# Swarm Trap Volume and Placement Opinions?



## IAmTheWaterbug (Jun 4, 2014)

So I'm still seeing scouts at my bait hive, but no one has moved in yet.

I just finished Honeybee Democracy and watched a few videos on bait hives, and apparently some folks think a 5-frame deep nuc is on the small side for a swarm trap, recommending 40 liters, or something the size of a 10-frame deep. Most of the arguments against a 10-frame deep seem to be 1) expense of bigger box and more frames, and 2) difficulty in mounting and retrieving.

I don't have either of those problems because 1) I have an unused deep and some frames lying around for the next month (until my packages arrive), and 2) the trap is here:









(click here for full size pano)

I put the trap here because that wall has been colonized twice, once in 2010/2011 and once in 2014. So the bees apparently like this location! In 2011 the entrance was on the opposite side of that same wall (e.g. facing outside) about 8' high. In 2014 the entrance was about 4' high.

Because it's easily accessible, I can put my 10-frame deep in here just as easily as I can my nuc, and I could elevate it another 4-5' as well, if that's any better than where it is, now.

It's also facing due east right now, whereas I'm reading that S/SE is more optimal for those of us in the northern hemisphere.

Does that matter in this highly-protected location? The box won't get any direct sun, as you can see.

Is it worth fiddling with this? Or should I just leave it alone, since I already have scouts?


----------



## TalonRedding (Jul 19, 2013)

I think you're making it too complicated. Which way was the entrance of the original colony facing and why not face it that direction? Also, why not put the box on the outside of the wall rather than inside the building? Even though the box is close to an old hive location, this doesn't mean that bees will prefer the box.

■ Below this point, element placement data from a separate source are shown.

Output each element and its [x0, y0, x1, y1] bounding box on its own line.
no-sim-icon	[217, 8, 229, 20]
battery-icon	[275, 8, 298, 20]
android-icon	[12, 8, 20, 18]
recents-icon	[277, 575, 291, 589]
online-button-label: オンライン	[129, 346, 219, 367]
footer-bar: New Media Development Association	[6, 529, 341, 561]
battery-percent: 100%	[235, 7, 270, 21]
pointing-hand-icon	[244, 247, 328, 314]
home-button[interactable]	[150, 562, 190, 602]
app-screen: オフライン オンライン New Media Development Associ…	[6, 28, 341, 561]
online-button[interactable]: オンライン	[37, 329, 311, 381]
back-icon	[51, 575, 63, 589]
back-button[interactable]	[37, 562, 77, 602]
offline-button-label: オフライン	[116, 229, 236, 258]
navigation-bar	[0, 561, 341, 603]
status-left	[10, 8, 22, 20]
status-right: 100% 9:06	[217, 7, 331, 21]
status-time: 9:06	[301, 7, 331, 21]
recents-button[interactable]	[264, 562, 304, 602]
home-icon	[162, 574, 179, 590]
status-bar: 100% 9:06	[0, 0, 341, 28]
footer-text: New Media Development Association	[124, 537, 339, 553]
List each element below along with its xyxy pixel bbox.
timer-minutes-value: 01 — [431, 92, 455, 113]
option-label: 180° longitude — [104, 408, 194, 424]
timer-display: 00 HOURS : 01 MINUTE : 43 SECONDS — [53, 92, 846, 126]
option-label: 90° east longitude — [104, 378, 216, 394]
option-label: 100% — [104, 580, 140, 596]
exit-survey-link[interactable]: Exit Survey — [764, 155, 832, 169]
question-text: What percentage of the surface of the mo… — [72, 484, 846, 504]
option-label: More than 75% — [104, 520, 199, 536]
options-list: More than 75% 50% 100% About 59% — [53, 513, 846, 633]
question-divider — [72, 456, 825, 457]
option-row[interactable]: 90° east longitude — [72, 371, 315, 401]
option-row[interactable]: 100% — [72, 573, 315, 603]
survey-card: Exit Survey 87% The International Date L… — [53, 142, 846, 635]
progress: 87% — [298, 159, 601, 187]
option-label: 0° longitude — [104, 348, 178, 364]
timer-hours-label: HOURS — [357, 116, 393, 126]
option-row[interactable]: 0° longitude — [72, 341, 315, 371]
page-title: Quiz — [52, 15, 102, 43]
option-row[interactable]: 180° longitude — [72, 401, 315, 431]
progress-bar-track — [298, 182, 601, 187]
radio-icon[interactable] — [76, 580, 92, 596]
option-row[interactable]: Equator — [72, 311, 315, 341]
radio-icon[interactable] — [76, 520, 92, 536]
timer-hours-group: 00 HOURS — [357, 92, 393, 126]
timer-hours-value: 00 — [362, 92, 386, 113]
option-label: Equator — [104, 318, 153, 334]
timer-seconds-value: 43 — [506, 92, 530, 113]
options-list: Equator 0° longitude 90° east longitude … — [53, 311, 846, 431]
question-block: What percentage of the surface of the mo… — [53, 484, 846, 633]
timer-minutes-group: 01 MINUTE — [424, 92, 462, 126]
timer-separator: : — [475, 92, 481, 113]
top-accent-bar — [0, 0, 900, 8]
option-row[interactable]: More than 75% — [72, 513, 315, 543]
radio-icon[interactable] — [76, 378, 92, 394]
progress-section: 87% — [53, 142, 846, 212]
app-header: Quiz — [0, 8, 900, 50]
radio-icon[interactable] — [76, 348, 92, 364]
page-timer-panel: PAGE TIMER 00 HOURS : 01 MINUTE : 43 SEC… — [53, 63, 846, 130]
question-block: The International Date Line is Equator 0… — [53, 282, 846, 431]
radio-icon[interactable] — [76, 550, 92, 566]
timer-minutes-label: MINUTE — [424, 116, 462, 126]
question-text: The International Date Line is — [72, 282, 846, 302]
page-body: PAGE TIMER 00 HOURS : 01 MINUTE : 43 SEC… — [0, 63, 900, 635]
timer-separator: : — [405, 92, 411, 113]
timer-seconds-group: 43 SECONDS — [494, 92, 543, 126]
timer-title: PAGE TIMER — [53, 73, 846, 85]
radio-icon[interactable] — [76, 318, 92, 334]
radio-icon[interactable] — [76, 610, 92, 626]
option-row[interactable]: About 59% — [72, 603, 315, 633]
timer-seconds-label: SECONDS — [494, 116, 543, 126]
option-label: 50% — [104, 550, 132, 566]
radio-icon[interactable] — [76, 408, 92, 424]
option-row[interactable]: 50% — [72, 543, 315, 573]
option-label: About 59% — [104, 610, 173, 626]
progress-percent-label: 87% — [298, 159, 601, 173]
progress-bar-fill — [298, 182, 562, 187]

The "cavity" needs at least SOME exposure to the sun.


----------



## dynemd (Aug 27, 2013)

Put your trap outside.


----------



## whiskers (Aug 28, 2011)

Since you're already getting nibbles why not leave the nuc as it is, and also set up the deep, perhaps on the roof of the chicken house. The bees can choose, perhaps there are two groups looking and you'll get them both. Then you get to rush about trying to find boxes to put your packages in.
Bill


----------



## jadebees (May 9, 2013)

An 8 or 10 frame deep is a good size. But not a dealbreaker, for bees. Smaller or bigger often works. I use 8 frames or double warre hive boxes. Most important things when swarm trapping: using good swarm lure, and, where you place the lure box.


----------



## IAmTheWaterbug (Jun 4, 2014)

whiskers said:


> Since you're already getting nibbles why not leave the nuc as it is, and also set up the deep, perhaps on the roof of the chicken house. The bees can choose, perhaps there are two groups looking and you'll get them both. Then you get to rush about trying to find boxes to put your packages in.
> Bill


According to Seeley, having two desirable nests in close proximity actually works against you, because it splits the vote. You'd rather have 30 scouts at one nest to trigger a "quorum" than 100 scouts distributed across 5 nests, because 20 won't trigger a quorum. At least according to Seeley.

But yes, since I'm getting nibbles I'm not going to radically change anything. I might swap out the nuc for a 10 frame deep tomorrow morning, and maybe add another frame of really old, black comb from the 2014 cutout that's currently in my original hive. It's a little moldy, because my weak hive doesn't have enough bees to keep it clean, so maybe getting it out of there is a good thing.

Assuming I do catch a swarm from inside the chicken coop I am open to different ideas for box placement to catch my next one ;-)


----------